Fate of ‘Nirmala,’ the Jesuit chapel | Sunday Observer

Fate of ‘Nirmala,’ the Jesuit chapel

Shocking News? Not so shocking…

This advertisement that appeared on the real estate section of a popular newspaper recently was yet another reminder of a present-day grim reality in Colombo. This manifests the fate and imminent erasure of an invaluable layer of Sri Lanka’s post-colonial period architecture to which ‘Nirmala’ the Jesuit Chapel on Clifford Road, Colombo 04 belongs.

The above advert is not so surprising after all – judging by the popular fate endured by Colombo’s historic buildings from the by gone eras. It was a matter of time until Jesuit Chapel designed by late eminent architect Valentine Gunasekara too suffered the same fate as most designs by his contemporaries such as Geoffrey Bawa and Minnette de Silva also did. There will surely be many more casualties in the near future…

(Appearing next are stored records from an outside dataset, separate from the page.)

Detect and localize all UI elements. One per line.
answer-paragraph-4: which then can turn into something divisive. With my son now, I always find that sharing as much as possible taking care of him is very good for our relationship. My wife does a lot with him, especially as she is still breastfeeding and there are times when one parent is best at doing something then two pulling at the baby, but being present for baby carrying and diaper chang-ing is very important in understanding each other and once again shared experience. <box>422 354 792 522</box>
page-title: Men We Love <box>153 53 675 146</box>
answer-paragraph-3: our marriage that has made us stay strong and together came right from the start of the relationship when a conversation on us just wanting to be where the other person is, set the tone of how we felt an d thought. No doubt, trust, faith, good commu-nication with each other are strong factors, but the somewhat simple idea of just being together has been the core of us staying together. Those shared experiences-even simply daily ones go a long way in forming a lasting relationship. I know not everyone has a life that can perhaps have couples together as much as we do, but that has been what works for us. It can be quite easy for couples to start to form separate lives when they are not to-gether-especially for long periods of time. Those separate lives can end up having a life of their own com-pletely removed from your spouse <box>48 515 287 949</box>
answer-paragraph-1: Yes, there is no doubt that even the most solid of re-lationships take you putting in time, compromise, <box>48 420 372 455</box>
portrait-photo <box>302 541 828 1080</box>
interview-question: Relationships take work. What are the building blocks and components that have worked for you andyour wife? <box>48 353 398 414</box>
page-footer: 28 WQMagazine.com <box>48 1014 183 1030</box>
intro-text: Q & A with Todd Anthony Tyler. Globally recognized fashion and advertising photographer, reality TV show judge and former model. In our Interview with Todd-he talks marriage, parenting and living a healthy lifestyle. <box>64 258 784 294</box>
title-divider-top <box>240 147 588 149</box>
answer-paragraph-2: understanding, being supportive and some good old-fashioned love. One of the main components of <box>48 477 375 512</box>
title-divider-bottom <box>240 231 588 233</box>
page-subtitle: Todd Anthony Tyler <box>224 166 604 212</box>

“How do you capture spirituality?” This was the question which Architect Valentine Gunesekera had explored in his religious buildings. Expressive and value-laden architecture came to be most visible in his buildings for the Christian Church. This particular chapel was built in the heart of a dense urban neighbourhood adjacent to the coastline. Its intimae scale underlined not only its contextual appropriateness, but also its anti-monumentality. The Jesuit Chapel carries strains of Mediterranean temperament. However, according to Gunesekera, the form was derived from nature; the ocean tides and waves reminiscent to rhythm of life. The design is a nontraditional structure, with a high hall-like space with a vaulted ceiling built in reinforced concrete.. The chapel’s integration into a large complex of facilities reconfigures the space into a small urban village; a collage of old and new buildings.

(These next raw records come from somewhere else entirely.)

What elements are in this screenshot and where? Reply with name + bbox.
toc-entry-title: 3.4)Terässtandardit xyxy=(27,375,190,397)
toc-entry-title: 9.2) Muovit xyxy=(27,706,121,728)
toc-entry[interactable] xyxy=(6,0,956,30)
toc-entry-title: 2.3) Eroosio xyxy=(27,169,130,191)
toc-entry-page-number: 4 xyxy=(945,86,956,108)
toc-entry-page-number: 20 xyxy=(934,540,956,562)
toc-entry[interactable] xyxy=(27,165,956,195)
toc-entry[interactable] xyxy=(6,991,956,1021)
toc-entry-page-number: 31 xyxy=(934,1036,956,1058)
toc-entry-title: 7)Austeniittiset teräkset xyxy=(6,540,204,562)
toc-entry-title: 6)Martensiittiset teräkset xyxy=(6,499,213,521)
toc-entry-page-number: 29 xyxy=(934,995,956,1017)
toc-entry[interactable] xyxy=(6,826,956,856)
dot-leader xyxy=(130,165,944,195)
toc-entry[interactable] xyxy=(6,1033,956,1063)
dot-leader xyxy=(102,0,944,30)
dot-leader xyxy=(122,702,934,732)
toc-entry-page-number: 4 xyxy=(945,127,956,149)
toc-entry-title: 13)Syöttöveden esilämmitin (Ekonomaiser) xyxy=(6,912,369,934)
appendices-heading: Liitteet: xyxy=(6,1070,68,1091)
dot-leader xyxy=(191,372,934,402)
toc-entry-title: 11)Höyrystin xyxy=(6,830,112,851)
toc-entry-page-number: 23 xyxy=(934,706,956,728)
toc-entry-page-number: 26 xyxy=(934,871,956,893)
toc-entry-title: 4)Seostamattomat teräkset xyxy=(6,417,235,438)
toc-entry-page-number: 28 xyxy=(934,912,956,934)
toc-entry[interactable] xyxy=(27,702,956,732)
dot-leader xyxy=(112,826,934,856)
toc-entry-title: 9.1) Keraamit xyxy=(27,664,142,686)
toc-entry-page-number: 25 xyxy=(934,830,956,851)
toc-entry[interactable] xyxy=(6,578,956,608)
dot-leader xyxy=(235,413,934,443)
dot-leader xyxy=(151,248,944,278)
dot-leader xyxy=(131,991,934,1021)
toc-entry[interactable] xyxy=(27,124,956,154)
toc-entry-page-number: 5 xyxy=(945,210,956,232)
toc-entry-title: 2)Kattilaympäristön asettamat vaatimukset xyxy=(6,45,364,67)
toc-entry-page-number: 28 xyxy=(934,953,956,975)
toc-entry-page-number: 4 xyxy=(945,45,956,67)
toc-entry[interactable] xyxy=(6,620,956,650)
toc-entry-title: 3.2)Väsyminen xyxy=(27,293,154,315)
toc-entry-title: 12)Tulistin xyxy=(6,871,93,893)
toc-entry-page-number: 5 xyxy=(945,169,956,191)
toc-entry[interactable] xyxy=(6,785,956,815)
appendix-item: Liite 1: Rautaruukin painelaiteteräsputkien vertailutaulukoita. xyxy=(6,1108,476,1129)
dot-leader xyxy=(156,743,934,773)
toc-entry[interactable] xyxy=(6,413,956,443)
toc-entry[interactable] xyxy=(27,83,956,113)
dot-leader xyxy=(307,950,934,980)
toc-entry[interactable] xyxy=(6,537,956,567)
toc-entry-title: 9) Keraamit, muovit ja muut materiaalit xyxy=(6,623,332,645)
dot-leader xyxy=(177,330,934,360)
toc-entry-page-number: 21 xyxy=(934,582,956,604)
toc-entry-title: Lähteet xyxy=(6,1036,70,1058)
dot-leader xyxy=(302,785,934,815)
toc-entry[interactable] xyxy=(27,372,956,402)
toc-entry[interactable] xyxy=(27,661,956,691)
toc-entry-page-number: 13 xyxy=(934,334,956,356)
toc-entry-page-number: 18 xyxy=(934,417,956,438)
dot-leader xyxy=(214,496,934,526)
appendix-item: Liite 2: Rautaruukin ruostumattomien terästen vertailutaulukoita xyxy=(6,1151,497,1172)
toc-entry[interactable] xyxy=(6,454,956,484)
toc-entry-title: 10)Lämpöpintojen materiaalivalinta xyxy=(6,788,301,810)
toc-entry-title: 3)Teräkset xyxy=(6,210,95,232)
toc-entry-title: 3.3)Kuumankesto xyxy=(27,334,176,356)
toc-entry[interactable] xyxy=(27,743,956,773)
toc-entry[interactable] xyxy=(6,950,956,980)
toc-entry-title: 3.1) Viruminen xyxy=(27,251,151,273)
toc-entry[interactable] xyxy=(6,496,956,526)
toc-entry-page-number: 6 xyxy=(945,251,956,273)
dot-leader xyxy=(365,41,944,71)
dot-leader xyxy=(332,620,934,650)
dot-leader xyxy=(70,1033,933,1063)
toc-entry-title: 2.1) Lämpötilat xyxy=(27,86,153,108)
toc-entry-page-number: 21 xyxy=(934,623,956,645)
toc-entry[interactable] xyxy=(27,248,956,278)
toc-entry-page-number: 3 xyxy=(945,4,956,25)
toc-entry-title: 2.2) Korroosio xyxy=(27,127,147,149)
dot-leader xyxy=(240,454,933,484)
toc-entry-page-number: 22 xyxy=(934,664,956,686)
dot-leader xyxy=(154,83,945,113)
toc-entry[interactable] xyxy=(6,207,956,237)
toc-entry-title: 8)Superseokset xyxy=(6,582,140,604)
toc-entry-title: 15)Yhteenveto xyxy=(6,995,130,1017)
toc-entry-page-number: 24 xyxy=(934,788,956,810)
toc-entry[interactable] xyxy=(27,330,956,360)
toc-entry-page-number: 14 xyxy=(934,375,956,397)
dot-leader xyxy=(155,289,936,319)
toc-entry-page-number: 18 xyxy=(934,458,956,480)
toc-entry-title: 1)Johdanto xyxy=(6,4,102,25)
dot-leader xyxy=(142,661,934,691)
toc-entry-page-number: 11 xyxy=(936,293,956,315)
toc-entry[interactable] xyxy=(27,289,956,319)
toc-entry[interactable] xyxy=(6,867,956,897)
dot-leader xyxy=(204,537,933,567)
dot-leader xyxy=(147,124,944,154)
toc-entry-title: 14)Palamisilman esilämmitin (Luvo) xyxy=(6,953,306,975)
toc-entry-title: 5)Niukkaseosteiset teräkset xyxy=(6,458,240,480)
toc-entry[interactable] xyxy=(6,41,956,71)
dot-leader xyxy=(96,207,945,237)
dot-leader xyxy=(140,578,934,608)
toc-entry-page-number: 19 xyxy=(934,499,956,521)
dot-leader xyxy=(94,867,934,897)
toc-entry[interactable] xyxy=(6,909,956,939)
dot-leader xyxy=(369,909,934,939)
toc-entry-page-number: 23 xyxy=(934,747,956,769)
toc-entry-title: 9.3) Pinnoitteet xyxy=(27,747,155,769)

Inside the Jesuit chapel, the glow from the skylights was allowed to be cast on its inner surface, which represents the light that comes from divine revelation cascading down. The windows of the building were placed asymmetrically along the street face, and had translucent blue glass louvers behind the white vertical heavy timber security bars. Through these, light was cast inside the chapel, giving it a playful rhythm which radiated a sense of freedom. The floor of shiny black cement contrasts against the simplicity of the rustic finish of the vault.

Today, the chapel continues to serve as a hub of a variety of apostolates. The lay community continue to support the chapel generously contributing to repairs, maintaining a beautiful chapel garden, organising special events, visiting the sick and helping fifty indigent children of the area (through a very successful sponsorship Programme) etc..

The continuity of all these activities necessitates the presence of a priest, as well as a fair amount of space, which would not be possible if the Chapel was to ‘stand-alone’.

Over the sixty years of its existence, there has always been a wonderful interaction between the Jesuits and the lay community of the vicinity. They are deeply saddened that despite sixty years of close association with the Nirmala Chapel, the Jesuit Community did not think that they were worthy of consultation on such an important decision.

Over the years, hordes of architectural students of the country – especially from the Department of Architecture of the University of Moratuwa and the City School of Architecture of Sri Lanka Institute of Architects – have visited the chapel and felt exposure to Gunasekara’s sensitive brand of architecture.

The surroundings of Jesuit Chapel has changed tremendously over the decades, indeed putting it out of its originally-intended context by its designer. If this building, its garden and residential quarters that is essential for its upkeep is discounted for yet another financially-motived modern monstrosity, are we not setting a bad precedent that encourages similar carnage to old buildings? Especially, a religious institution has a social responsibility, more than any other financially-driven institution in this regard.

According to certain internal sources the Jesuit community, neither the church is in dire need of finances, nor does the community desire to see the chapel go. Henceforth, as an architectural historian, one can only make a plea to the relevant persons in charge, and request to put an end to this madness.